Habîb-i ekrem sallallahü aleyhi ve sellem, her şeyden önce bu seçkin Eshâbının ihtiyaçlarını te’min eder, sonra Ehl-i beytininkini gidermeye çalışırlardı. Ebû Hüreyre şöyle anlattı: “Kendisinden başka ilâh olmayan Allahü tealâya yemîn ederim ki, ben bâzan açlıktan karnımı yere dayar, bâzan da yerden aldığım bir taşı karnıma bastırırdım.
Yine böyle bir hâlde idim. O gün Resûlullah’ın mescide geçtiği yolun üstünde oturmuştum. O sırada âlemlere rahmet olarak gönderilen iki cihanın süsü, nûr saçarak yanıma geldiler. Hâlimi anlayıp gülümsediler ve; “Yâ Ebâ Hüreyre!” buyurdular. “Canım sana fedâ olsun, buyur yâ Resûlallah!” deyince; “Benimle gel” buyurdular. Hemen peşlerinden yürüdüm. Hâne-i saâdetlerine girdiler. Evde bir bardak süt vardı. “Haydi, Ehl-i suffeye git. Onları bana çağır” buyurdular. Onları çağırmak için giderken kendi kendime; “Bütün suffe ehline bir bardak süt nasıl yeter? Bana da bir yudum düşer mi ki?…” diye düşünüyordum.
Onları çağırdım, saâdethâneye geldik, izin isteyip içeri girdik, uygun yerlere oturduktan sonra, Resûlullah efendimiz; “Yâ Ebâ Hüreyre! Şu süt bardağını al, onlara ver!” buyurdular. Ben de bardağı alıp, sıra ile arkadaşlarıma veriyordum. Her biri bardağı alıyor doyuncaya kadar içiyor, bana iade ediyordu. Herkesten aldığımda, bardağın hiç eksilmediğini, öylece sütle dolu olduğunu görüyordum. Bu şekilde, gelen bütün arkadaşlarıma takdim ettim.
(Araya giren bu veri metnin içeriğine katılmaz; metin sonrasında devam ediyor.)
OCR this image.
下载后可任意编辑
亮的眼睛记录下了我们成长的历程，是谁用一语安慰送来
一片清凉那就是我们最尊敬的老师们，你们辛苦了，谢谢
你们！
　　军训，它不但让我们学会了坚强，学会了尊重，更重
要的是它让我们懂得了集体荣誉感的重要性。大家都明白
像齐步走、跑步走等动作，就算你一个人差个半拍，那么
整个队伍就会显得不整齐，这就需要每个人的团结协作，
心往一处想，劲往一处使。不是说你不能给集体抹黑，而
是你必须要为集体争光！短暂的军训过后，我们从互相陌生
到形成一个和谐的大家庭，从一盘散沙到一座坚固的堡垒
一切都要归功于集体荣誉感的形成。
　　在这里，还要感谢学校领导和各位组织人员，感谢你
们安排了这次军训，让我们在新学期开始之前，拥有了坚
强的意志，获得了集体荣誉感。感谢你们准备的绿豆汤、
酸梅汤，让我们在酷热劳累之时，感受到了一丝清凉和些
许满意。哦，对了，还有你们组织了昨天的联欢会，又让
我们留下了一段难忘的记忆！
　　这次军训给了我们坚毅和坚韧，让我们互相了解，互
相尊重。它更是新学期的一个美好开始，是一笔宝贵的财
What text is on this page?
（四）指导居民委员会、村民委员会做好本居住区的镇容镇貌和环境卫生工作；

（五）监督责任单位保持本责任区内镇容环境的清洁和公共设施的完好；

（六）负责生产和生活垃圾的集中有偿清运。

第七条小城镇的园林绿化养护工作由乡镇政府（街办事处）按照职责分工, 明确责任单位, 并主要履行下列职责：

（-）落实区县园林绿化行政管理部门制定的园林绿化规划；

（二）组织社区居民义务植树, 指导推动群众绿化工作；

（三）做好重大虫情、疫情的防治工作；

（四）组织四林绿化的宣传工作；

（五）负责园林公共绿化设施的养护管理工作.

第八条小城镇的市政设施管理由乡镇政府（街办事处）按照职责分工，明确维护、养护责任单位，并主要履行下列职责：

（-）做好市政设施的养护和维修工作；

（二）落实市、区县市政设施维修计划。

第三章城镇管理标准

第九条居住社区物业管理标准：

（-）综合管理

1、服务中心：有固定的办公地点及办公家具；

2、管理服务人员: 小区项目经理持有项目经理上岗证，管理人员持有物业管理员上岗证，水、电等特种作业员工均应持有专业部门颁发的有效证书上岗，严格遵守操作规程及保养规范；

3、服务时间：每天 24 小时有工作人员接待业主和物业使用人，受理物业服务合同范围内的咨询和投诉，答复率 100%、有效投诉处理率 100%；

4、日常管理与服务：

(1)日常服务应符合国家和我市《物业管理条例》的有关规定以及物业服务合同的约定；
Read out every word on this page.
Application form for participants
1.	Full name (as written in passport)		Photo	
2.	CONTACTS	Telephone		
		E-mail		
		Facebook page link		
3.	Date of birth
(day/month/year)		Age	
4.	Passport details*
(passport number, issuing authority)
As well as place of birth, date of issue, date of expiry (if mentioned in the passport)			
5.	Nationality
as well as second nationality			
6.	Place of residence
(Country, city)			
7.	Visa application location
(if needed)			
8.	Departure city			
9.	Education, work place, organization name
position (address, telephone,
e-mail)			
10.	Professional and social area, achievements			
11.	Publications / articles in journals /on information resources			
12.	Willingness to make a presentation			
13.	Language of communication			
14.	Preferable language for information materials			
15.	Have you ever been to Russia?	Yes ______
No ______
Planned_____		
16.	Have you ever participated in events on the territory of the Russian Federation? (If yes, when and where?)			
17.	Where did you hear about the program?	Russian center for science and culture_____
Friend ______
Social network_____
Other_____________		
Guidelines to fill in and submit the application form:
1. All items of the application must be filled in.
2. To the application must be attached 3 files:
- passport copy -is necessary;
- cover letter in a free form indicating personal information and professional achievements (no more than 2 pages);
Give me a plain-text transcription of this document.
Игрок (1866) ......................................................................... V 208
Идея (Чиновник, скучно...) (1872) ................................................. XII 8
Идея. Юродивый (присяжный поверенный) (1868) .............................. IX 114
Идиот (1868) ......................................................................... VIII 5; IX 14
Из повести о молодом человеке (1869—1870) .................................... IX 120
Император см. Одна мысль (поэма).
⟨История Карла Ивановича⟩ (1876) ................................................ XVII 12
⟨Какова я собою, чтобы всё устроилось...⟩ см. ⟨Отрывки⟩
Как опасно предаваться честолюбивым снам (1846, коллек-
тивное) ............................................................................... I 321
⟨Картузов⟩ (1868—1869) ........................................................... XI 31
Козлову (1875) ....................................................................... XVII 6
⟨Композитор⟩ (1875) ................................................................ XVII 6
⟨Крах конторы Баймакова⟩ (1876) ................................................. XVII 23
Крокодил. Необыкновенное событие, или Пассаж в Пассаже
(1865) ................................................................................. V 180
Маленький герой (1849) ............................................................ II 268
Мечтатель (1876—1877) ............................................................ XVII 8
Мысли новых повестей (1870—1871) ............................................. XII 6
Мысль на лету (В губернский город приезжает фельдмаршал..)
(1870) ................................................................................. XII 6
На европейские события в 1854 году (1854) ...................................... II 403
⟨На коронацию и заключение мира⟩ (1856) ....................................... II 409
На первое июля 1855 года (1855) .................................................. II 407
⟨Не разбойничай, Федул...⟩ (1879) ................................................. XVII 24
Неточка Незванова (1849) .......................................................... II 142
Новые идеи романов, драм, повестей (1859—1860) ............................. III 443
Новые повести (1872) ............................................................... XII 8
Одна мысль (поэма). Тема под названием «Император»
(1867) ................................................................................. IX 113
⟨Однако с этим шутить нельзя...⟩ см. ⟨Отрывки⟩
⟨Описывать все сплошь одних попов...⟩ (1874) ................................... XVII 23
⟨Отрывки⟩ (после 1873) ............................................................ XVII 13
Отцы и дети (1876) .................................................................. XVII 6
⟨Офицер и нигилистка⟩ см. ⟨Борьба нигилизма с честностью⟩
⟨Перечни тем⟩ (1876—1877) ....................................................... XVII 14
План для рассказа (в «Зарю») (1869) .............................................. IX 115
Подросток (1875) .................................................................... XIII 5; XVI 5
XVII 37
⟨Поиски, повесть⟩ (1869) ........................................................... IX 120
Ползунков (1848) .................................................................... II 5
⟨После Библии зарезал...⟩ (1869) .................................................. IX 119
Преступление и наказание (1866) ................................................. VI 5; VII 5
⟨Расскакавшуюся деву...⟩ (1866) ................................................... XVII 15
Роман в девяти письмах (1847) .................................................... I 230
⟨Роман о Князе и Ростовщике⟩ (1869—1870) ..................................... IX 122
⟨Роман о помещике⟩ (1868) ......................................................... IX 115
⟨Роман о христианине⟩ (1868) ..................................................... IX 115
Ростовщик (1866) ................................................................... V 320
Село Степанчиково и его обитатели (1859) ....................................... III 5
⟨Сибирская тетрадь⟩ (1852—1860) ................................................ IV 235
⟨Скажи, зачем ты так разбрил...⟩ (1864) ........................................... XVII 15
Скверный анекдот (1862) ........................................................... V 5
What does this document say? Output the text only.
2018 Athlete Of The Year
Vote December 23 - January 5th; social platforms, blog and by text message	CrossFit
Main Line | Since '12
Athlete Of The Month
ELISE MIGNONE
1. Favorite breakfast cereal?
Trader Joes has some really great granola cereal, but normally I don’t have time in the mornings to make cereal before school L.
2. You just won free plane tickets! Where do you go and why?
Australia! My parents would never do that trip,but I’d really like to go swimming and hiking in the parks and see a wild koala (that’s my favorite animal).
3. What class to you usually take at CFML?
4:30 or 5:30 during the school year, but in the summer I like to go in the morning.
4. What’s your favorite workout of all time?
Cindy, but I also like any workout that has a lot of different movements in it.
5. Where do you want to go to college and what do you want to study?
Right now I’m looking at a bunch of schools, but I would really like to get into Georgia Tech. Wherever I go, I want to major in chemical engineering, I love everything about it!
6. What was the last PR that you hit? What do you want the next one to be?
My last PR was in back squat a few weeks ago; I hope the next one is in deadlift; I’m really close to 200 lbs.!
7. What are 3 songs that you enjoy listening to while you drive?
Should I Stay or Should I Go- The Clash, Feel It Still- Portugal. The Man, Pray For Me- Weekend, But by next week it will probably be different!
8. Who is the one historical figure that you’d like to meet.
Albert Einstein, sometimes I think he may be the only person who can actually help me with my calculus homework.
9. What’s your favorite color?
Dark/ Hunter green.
Hepsi içip doydular. Sonra Resûlullah sallallahü aleyhi ve sellem bardağı alıp, bana gülümsediler ve; “Yâ Ebâ Hüreyre! Süt içmeyen bir ben kaldım, bir de sen. Haydi sen de otur, iç!” buyurdular. Oturup içtim. “Yine iç!” buyurdular, içtim. Efendimiz, bir kaç defa “iç!” buyurdular. Ben de her defasında içtim. Nihâyet; “Anam-babam sana fedâ olsun yâ Resûlallah! Artık içemiyeceğim. Seni hak din ile gönderen Allahü teâlâya yemîn ederim ki, iyice doydum” dedim. “Öyleyse bardağı bana ver” buyurdular. Verdim. Allahü teâlâya hamd ve senâ ettikten sonra, Besmele çekerek sütü içtiler.”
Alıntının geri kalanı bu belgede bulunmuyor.